27.2.09

Contardo Calligaris: "'Milk', o preço da liberdade"

O seguinte artigo -- com o qual concordo inteiramente -- de Contardo Calligaris foi publicado em sua coluna da "Ilustrada", da Folha de São Paulo, quinta-feira, 26 de fevereiro:



"Milk", o preço da liberdade

ASSISTINDO a "Milk - A Voz da Igualdade", de Gus Van Sant (extraordinário Sean Penn no papel de Harvey Milk), lembrei-me de um e-mail que recebi em abril de 2008. Era uma circular de www.boxturtlebulletin.com (um site sobre os direitos das minorias sexuais), que "comemorava" os 55 anos de um evento sinistro: em 1953, Dwight Eisenhower, presidente dos EUA, assinou um decreto pelo qual seriam despedidos todos os funcionários federais que fossem culpados de "perversão sexual". Essa lei permaneceu em vigor durante mais de 20 anos: milhares de americanos perderam seus empregos por causa de sua orientação sexual.

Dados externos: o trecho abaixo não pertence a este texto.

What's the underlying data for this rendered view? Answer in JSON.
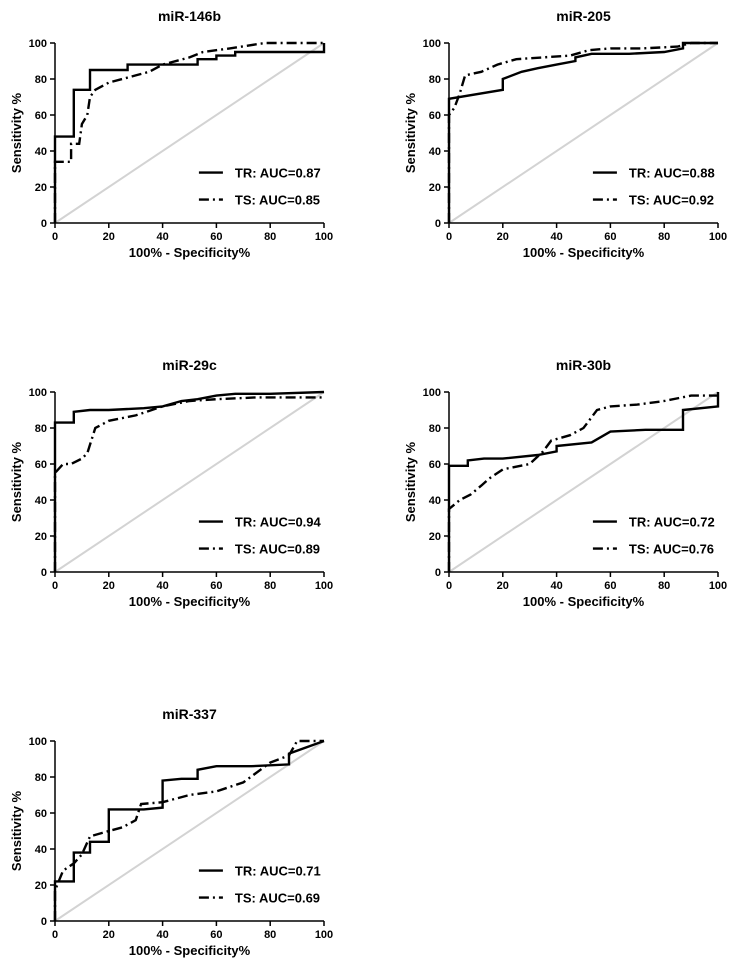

Fato frequentemente esquecido (um pouco como foi esquecida, durante décadas, a perseguição dos homossexuais pelo nazismo), nos anos 50, no discurso do senador McCarthy, a caça às bruxas "comunistas" se confundia com a caça às bruxas homossexuais. Por exemplo, uma carta do secretário nacional do Partido Republicano (citada na circular) dizia: "Talvez tão perigosos quanto os comunistas propriamente ditos são os pervertidos escusos que infiltraram nosso governo nos últimos anos". Essa não era uma posição extrema: na época, a revista "Time" defendeu o projeto de despedir todos os homossexuais que trabalhassem para o governo federal.

É nesse clima que, nos anos 70, em San Francisco, Milk se tornou o primeiro homossexual assumido a ser eleito para um cargo público.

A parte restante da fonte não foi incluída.